Eu pisquei aturdida.
— Aywa (Aceito). —Joguei as palavras em árabe.
Allah! Fui sacrificada!
— Shukraan Allah(Obrigada Allah) —Titia disse com as mãos para o alto. Me senti vendida.
Eu percebi que no momento que as minhas palavras deixaram os meus lábios. Minha tia liberou as lágrimas. Seu corpo antes tenso, relaxou. E ela se uniu a elas no zahareet.
Gritinhos das mulheres e da minha sogra de “lalalalala" e "lililililili" encheram a sala.
Titia soprou no meu ouvido:
—Agora ela falará uma poesia sobre sua cabeça para você ter sorte no amor.
Uma mulher bem velha começou a recitar o poema em árabe. Do amor de Khalil Gibran, Titia simultaneamente traduzia para mim.
Quando o amor vos chamar, segui-o,
Embora seus caminhos sejam agrestes e escarpados;
E quando ele vos envolver com suas asas, cedei-lhe,
Embora a espada oculta na sua plumagem possa ferir-vos;
E quando o amor vos falar, acreditai nele,
Embora sua voz possa despedaçar vossos sonhos
Como o vento devasta o jardim.
Pois, da mesma forma que o amor vos coroa,
Assim ele vos crucifica.
E da mesma forma que contribui para vosso crescimento,
Trabalha para vossa poda.
E da mesma forma que alcança vossa altura
E acaricia vossos ramos mais tenros que se embalam ao sol,
Assim também desce até vossas raízes
E as sacode no seu apego à terra.
Como feixes de trigo, ele vos aperta junto ao seu coração.
Todas essas coisas, o amor operará em vós
Para que conheçais os segredos de vossos corações
E, com esse conhecimento,
Vos convertais no pão místico do banquete divino.
Todavia, se no vosso temor,
Procurardes somente a paz do amor e o gozo do amor,
Então seria melhor para vós que cobrísseis vossa nudez
E abandonásseis a eira do amor,
Para entrar num mundo sem estações,
Onde rireis, mas não todos os vossos risos,
E chorareis, mas não todas as vossas lágrimas.
O amor nada dá senão de si próprio
E nada recebe senão de si próprio.
O amor não possui, nem se deixa possuir.
Porque o amor basta-se a si mesmo.
O zaghareet se iniciou novamente.
Senti um arrepio no corpo. Veria meu noivo pela primeira vez. O contrato foi lido para ele também, um poema recitado em seus ouvidos.
Agora nos reuniríamos em uma sala para a troca de alianças.
Eu me levantei do sofá com a ajuda da minha tia, embora a celebração de todo o ritual do casamento fosse só amanhã, eu vestia um pesado vestido creme, cheio de madrepérolas. Meus cabelos castanhos claros, compridos, com mechas artificialmente loiras, estavam escondidos dentro de um tecido de seda branco. Até a noite de núpcias, ele só veria meu rosto bem maquiado.

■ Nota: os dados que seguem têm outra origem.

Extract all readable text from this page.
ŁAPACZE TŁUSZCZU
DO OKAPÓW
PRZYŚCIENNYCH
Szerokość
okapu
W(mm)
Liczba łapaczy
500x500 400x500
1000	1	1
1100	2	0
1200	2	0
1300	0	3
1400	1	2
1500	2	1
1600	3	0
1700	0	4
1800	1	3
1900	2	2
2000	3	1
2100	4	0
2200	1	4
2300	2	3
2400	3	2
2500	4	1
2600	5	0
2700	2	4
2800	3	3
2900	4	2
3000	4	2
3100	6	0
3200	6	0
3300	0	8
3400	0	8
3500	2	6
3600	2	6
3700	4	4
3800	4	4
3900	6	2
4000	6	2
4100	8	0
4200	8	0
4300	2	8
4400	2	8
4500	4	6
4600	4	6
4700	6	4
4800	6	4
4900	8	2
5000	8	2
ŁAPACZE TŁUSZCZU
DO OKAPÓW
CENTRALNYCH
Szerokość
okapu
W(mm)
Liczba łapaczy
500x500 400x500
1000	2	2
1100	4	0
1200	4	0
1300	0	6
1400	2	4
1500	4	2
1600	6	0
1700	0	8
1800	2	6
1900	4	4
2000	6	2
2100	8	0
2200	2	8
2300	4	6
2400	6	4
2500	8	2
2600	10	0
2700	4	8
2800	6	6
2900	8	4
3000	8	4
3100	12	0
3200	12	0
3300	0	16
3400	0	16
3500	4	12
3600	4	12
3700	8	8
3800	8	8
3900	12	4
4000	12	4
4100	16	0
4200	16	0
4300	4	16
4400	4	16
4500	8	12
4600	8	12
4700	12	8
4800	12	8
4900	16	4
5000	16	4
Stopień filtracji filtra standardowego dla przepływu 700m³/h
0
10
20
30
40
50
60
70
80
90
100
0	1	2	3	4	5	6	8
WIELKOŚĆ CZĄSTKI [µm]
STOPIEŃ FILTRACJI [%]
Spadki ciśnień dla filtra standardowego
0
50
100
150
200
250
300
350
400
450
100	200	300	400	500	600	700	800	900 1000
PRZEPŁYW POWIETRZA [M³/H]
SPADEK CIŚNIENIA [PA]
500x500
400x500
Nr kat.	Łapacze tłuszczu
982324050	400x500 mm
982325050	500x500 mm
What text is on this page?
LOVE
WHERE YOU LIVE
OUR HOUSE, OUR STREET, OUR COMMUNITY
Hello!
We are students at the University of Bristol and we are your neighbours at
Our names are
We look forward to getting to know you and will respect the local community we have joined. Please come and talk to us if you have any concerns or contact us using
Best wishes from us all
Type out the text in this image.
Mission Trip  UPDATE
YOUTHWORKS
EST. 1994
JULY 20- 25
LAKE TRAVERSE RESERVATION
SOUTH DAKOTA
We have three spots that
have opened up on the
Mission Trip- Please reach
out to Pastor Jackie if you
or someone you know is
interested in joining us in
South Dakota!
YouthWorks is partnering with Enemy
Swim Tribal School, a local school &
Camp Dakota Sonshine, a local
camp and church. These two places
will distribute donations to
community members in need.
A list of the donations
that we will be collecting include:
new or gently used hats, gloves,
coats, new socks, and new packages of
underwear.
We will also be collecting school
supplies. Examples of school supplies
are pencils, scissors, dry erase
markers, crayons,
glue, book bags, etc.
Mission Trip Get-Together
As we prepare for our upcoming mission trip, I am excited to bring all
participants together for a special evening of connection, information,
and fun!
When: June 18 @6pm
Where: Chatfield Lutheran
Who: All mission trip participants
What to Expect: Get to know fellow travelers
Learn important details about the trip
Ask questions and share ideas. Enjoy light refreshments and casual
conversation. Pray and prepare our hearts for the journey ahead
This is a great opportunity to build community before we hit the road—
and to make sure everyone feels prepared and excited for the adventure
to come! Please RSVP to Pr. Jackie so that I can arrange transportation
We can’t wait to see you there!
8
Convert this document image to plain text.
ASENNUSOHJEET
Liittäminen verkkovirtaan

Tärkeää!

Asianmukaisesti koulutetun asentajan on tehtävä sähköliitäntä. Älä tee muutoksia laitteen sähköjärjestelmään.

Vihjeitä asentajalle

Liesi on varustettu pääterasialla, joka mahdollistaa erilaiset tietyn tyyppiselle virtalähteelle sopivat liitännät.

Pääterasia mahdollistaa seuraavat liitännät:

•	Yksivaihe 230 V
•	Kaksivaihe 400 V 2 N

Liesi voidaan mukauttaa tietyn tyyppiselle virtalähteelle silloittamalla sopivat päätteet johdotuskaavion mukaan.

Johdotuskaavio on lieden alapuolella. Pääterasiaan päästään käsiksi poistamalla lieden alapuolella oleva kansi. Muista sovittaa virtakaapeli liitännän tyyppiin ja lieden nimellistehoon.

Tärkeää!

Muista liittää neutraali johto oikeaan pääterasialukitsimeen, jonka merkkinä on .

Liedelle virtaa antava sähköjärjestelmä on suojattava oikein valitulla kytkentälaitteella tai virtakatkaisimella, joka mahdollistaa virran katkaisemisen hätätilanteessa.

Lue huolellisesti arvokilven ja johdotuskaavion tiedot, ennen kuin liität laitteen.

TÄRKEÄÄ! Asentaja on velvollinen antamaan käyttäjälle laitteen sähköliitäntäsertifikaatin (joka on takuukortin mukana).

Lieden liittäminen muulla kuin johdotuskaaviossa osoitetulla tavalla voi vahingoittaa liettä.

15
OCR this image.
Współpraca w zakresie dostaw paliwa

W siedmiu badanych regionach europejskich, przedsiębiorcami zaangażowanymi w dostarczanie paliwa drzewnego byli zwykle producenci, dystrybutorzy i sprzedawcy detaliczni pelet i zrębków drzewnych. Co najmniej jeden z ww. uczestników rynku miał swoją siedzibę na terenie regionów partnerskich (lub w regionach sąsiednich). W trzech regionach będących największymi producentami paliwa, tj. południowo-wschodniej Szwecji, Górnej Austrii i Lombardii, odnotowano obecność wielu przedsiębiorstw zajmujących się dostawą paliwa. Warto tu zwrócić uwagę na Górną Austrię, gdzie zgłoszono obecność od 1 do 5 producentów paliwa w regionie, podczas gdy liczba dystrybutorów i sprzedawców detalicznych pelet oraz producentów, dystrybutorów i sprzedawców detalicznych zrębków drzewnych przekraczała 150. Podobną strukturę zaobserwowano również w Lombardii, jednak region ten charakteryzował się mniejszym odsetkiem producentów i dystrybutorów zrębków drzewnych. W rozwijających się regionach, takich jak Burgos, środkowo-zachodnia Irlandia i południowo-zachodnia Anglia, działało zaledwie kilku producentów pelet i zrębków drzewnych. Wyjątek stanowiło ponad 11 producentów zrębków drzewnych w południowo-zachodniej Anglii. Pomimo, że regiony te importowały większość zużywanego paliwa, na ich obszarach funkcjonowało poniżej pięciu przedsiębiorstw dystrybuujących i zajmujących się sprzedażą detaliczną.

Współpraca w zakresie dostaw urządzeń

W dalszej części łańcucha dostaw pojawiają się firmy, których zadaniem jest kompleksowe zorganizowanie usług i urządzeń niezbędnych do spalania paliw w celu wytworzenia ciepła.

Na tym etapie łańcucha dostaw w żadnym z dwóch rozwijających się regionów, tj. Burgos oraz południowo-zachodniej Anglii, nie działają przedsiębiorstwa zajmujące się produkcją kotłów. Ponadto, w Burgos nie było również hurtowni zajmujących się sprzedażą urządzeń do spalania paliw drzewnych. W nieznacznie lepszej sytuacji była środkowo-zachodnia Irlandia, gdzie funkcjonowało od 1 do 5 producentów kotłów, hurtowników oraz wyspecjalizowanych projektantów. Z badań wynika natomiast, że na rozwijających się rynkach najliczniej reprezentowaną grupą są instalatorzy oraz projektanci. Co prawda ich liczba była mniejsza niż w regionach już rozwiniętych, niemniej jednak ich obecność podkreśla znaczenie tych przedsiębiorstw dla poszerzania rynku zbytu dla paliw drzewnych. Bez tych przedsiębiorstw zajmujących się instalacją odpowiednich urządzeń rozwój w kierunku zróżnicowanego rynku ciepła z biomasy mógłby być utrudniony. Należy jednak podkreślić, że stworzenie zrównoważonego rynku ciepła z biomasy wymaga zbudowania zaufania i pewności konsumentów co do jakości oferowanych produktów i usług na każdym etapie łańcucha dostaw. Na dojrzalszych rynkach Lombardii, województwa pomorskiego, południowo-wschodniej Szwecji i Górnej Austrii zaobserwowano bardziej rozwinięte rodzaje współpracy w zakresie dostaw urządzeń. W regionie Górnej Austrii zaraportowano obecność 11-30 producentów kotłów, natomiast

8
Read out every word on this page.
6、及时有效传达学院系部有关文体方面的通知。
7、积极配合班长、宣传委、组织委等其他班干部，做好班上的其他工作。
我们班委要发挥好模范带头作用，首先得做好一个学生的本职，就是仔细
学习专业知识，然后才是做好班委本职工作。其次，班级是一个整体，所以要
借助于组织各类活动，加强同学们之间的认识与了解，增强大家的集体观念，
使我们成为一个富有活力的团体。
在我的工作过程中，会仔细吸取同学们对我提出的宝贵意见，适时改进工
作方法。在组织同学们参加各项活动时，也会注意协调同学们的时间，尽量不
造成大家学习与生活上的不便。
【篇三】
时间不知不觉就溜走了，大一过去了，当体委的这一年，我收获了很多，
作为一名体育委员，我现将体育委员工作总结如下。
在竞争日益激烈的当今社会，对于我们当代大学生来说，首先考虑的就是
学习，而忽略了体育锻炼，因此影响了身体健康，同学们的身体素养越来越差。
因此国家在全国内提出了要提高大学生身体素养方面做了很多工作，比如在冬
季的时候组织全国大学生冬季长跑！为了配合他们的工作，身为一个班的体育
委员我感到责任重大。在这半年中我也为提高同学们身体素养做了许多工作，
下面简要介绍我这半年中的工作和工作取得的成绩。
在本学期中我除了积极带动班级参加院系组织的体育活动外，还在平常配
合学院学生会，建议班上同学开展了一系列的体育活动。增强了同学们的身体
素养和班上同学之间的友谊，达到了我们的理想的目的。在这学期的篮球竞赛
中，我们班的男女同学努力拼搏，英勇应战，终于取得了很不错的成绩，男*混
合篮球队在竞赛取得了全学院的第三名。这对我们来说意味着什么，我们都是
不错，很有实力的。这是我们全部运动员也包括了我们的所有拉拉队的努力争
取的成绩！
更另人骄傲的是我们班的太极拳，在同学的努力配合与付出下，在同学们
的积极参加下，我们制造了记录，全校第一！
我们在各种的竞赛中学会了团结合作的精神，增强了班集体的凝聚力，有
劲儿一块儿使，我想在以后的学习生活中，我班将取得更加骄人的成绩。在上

Meus olhos esverdeados ganharam vida com lápis, delineador e rímel. Meus lábios foram valorizados com um batom sem brilho da cor deles, para que o destaque ficasse em meus olhos.
Antes de caminhar, passei a mão pelo suor fino da minha testa. Eu não tinha comido nada desde manhã. Não consegui, de tão nervosa que eu estava.
Segurando a mão de minha tia caminhei para a sala onde estaria meu noivo....
Zafir
Depois do meu sim, um poema foi lido no árabe do livro A Sabedoria de Hassan:
A sabedoria oculta é como o tesouro enterrado, que de nada pode valer; e não é sábio aquele que enterra o seu tesouro, mas o que dele sabe usufruir. O sagrado mistério do amor: cada um deve perder-se de si mesmo, para que ambos se encontrem na plenitude. E um não poderá seguir sobre os passos do outro, nesta estrada em que é preciso caminhar de mãos dadas.
Repartir a sabedoria é uma forma de aumentá-la; e também aprende aquele que ensina. Pois o homem não consegue falar a si mesmo, senão quando finge falar aos outros homens.
Sua esposa, a eleja como um sonho maior. Segura sua mão para que não possa tragar a voragem da inquietude. Porque apenas a força de um sonho pode trazer paz à vossa alma.
Beba o som da voz de sua esposa, como se assim pudesse embriagar e esquecer a tristeza da solidão.
Na música do seu sorriso, canta a sua própria alegria; àquele que demasiada ama é feliz por não pertencer as próprias emoções.
Quando o poema terminou, eu clamei para Allah que um dia aquelas palavras fizessem sentidos para mim.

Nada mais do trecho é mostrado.